HelsaMi (public health portal)

€0 charged — NOK 50,000/day threatened, fixed in time

Authority

Norwegian universal-design supervisor (UU-tilsynet)

Legal basis

Norwegian universal-design rules (EAA-equivalent, EEA)

Often miscited as a live six-figure penalty — it never was. Norwegian authorities ruled on 8 December 2025 that HelsaMi must fix accessibility failures (form labeling, focus management, AT compatibility) by 19 December or face a coercive fine of NOK 50,000/day. HelsaMi fixed the issues in time; a follow-up test on 23 December confirmed compliance and the supervision was closed. The daily penalty was never triggered — the threat alone forced the fix. A clean example of how the daily-penalty mechanism is meant to work.

form labels
focus management
assistive tech compatibility
public sector

Run a free scan against the same failure patterns

Every case above failed on patterns automated tools catch — keyboard navigation, form labels, focus management, checkout flow. Webply scans your real pages against WCAG 2.1 AA and prioritises findings by EAA legal risk. No credit card.

FAQ

What counts as an EAA enforcement action?

Any verified penalty, lawsuit, or formal regulatory action against a private operator related to digital accessibility (web, app, or e-commerce) in an EU/EEA country since the EAA became enforceable on 28 June 2025. We include cases under pre-EAA national laws (like Spain's Royal Decree 1112/2018) when the substance is functionally equivalent — and we clearly label these.

How often is this tracker updated?

Monthly, with ad-hoc updates when a major case lands. Each entry shows the source we verified it against. The "Last updated" date at the top is the source of truth — if it's more than a couple of months old when you read this, the data may be stale.

Why isn't there a case for my country?

Either no public enforcement action has happened yet, or one happened but we haven't verified it. For the maximum fine ceilings and the enforcement authority in every EU country, see our EAA Fines by Country reference.
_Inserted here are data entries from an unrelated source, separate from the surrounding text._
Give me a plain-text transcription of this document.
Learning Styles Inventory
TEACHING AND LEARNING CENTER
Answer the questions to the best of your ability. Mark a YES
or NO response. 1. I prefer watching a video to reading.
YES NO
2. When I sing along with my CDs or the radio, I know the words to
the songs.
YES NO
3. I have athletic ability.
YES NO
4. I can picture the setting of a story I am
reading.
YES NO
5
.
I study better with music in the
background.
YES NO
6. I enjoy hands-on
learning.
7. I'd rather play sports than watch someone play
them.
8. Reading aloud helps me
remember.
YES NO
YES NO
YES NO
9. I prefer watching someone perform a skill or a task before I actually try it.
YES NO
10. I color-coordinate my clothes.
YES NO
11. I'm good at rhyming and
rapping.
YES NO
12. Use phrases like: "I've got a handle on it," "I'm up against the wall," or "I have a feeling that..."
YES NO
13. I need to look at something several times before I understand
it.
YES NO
If you know about a case we missed, tell us — we'd rather track it than guess.

Are German Abmahnungen really enforcement?

The German Abmahnung pattern is private litigation under unfair-competition law (UWG), not direct BFSG enforcement by a regulator. We include it because the practical effect on the operator is similar to a regulatory fine — settlement plus a remediation deadline — and because in aggregate the Abmahnung wave has moved more money than every EU regulatory fine combined.

About this tracker

  • What we track: verified accessibility enforcement actions in EU/EEA jurisdictions against private operators — regulatory fines, civil lawsuits, and recurring private-litigation patterns where the aggregate effect is meaningful.
  • What we don't track: US ADA cases, public-sector procurement disputes, soft warnings without monetary or legal consequence, individual Abmahnungen (we report the pattern, not every letter).
  • Sourcing: every case must have at least one citable public source. Some sources are secondary (compliance trackers, vendor research) where primary court documents are not yet publicly indexed — we flag this.
  • Spot a case we missed? Email us with a link. We'd rather track it than guess.

This page is informational and not legal advice. National regulators interpret the EAA-transposed laws differently and the picture is evolving — if you face a specific complaint, consult a qualified accessibility lawyer in your jurisdiction.